Physician Agrees to Pay $640,000 to Resolve Allegations of Accepting Payments for Referrals

According to an announcement from the United States Department of Justice (DOJ) on October 12, 2021, a Louisiana physician has agreed to pay the United States $640,000 to resolve allegations that he accepted payments for referrals of home health patients. The allegations are violations of the Anti-kickback Statute.

The physician was the medical director for a home health agency that is no longer in existence. In that role, he received monthly payments. The United States alleges that his fees exceeded the fair market value for his services and that the excessive fees included payment for referrals of patients, many of whom were Medicare beneficiaries.

The Anti-kickback Statute was passed in Congress to prevent financial incentives from improperly influencing medical decision-making, which can lead to excessive and unnecessary services. Specifically, the Anti-kickback Statute prohibits offering or paying anything of value to induce the referral of items or services covered by federal health care programs.

Acting United States Attorney Alexander C. Hook stated, “Improper financial relationships between health care providers can lead to overutilization and increase the cost of health care services paid for by the taxpayers. We will continue to ensure that health care decisions are based on the needs of patients rather than the financial interests of providers.”

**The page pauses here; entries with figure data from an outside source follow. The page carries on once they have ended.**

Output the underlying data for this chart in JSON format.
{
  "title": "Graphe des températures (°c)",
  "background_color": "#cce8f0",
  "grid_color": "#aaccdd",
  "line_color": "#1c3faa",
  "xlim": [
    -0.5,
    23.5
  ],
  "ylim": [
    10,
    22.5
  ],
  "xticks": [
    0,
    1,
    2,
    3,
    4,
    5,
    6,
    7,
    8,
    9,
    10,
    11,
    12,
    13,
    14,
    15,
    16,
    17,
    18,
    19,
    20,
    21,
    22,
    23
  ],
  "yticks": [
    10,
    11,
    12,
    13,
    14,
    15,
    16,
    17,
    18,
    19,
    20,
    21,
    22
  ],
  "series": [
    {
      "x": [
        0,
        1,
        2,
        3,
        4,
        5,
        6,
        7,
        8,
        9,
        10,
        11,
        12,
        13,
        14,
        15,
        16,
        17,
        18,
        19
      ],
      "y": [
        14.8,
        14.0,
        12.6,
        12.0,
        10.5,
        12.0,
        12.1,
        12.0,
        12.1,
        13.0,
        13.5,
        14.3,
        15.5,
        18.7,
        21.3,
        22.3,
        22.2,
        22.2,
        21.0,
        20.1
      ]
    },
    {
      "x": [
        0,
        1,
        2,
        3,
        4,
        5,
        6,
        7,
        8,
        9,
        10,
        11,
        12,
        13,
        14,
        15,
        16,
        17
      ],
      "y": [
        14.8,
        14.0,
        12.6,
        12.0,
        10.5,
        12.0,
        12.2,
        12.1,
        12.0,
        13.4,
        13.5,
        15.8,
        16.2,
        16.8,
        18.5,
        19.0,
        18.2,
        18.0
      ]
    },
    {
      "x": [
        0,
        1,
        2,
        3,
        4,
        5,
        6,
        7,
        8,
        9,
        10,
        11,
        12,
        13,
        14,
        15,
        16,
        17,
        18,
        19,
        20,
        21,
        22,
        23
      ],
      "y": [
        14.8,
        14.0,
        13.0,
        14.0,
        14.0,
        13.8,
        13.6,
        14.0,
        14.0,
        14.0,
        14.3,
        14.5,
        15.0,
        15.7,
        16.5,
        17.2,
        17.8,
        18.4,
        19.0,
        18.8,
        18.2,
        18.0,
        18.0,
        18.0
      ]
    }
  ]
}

Tips and complaints from all sources about potential fraud, waste, abuse, and mismanagement of government funds can be reported to the Department of Health and Human Services at 800-HHS-TIPS (800-447-8477).

Compliance Perspective

Issue

The focus of a Compliance and Ethics Program should be on protecting government funds from fraud, waste, and abuse and detecting criminal, civil, and administrative violations while promoting quality of care. The Centers for Medicare & Medicaid Services (CMS) requires skilled nursing facilities to have a Compliance and Ethics Program that is effective in this effort. The Compliance and Ethics Committee, when operating appropriately, will assist in detecting false claims, illegal kickbacks, HIPAA breaches, and other violations. It is imperative that every facility have an effective Compliance and Ethics Officer and Committee to reduce the likelihood of healthcare fraud, waste, and abuse of government funds. More information is available in the Med-Net Corporate Compliance and Ethics Manual, Chapter 1, Compliance and Ethics Program.

Discussion Points

    • Review your policies and procedures for operating an effective Compliance and Ethics Program. In addition, review your policy and procedure for preventing and reporting a false claim or anti-kickback statute violation. Update your policies and procedures as needed.
    • Train all staff on your compliance and ethics policies and procedures upon hire and at least annually thereafter. Also, train all staff on the False Claims Act and Anti-kickback Statute and what can be considered a false claim or kickback. Include information on how to report concerns and suspected violations, and that prompt reporting is mandatory. Document that these trainings occurred and file the signed document in each employee’s education file.
    • Periodically audit staff understanding to ensure that they are aware of what should be done if they suspect a false claim or illegal kickback has occurred, whether intentionally or unintentionally. Conduct audits of documentation and billing routinely to prevent and detect errors before they progress to a false claim. Also, periodically perform audits to ensure all are aware of compliance and ethics concerns and are knowledgeable of how they can report any concerns or violations.